Footfall × conversion — with dwell time as the hidden multiplier.

easy
4 min read
footfallconversion

Estimate daily chai sales (cups) at a major junction station (~3.5 lakh daily passengers). Footfall builds need two refinements beginners skip: who is in the footfall (long-distance vs suburban), and how long they wait — dwell time drives consumption.

Footfall → three populations → dwell-driven conversion × cups each → sum → per-stall physical check.
1

Segment footfall

3.5L passengers: ~40% long-distance (waiting, families, tea ritual), ~60% suburban (sprinting for the 8:42 local).
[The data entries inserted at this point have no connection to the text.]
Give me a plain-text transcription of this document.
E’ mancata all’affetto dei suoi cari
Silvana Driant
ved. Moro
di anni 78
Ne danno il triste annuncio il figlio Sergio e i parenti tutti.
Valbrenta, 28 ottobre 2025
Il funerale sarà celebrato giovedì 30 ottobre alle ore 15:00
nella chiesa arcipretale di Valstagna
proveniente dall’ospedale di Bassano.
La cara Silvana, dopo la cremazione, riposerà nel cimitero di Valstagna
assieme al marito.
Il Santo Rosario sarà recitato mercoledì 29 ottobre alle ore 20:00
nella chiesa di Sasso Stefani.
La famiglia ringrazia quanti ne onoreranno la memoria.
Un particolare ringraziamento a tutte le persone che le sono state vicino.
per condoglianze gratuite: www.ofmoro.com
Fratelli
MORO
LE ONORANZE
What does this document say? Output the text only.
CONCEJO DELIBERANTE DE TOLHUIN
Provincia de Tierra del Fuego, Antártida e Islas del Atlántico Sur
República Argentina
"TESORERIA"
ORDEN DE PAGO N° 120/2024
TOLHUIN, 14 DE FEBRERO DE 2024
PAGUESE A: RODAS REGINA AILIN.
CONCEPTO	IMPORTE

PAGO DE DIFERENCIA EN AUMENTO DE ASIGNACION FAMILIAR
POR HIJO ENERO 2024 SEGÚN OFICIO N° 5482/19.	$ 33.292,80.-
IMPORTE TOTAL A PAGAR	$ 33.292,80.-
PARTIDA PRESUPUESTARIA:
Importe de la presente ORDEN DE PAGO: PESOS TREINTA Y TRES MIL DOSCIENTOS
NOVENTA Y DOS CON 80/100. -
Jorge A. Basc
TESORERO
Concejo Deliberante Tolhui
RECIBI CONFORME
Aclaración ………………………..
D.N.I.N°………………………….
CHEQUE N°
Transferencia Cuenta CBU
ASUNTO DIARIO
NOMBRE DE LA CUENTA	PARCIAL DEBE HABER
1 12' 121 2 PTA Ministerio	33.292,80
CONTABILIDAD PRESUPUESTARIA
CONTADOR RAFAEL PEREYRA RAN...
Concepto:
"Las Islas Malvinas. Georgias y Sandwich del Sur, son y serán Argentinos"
Add ~80K accompaniers/staff/vendors.

2

Long-distance

1.4L × 45% buyers × 1.3 cups ≈ ~80K cups — dwell time converts to consumption.

3

Suburban

2.1L × ~7% ≈ ~15K cups — conversion collapses when dwell is minutes.

4

Others

80K accompaniers/staff at ~10% ≈ ~8K cups.

5

Total

≈ 1 lakh cups/day (≈ ₹15 lakh at ₹15/cup, across ~60–80 stalls ≈ 1,300 cups/stall — plausible).

80k + 15k + 8k ≈ 103k cups/day · per-stall check: 100k ÷ 70 stalls ≈ 1.4k/stall ✓

How to defend it

The segmentation by dwell time is the answer's skeleton — say it first. The per-stall sanity check (1,300–1,500 cups ≈ one cup every 40 seconds over 16 hours, across 2–3 servers) closes the loop physically.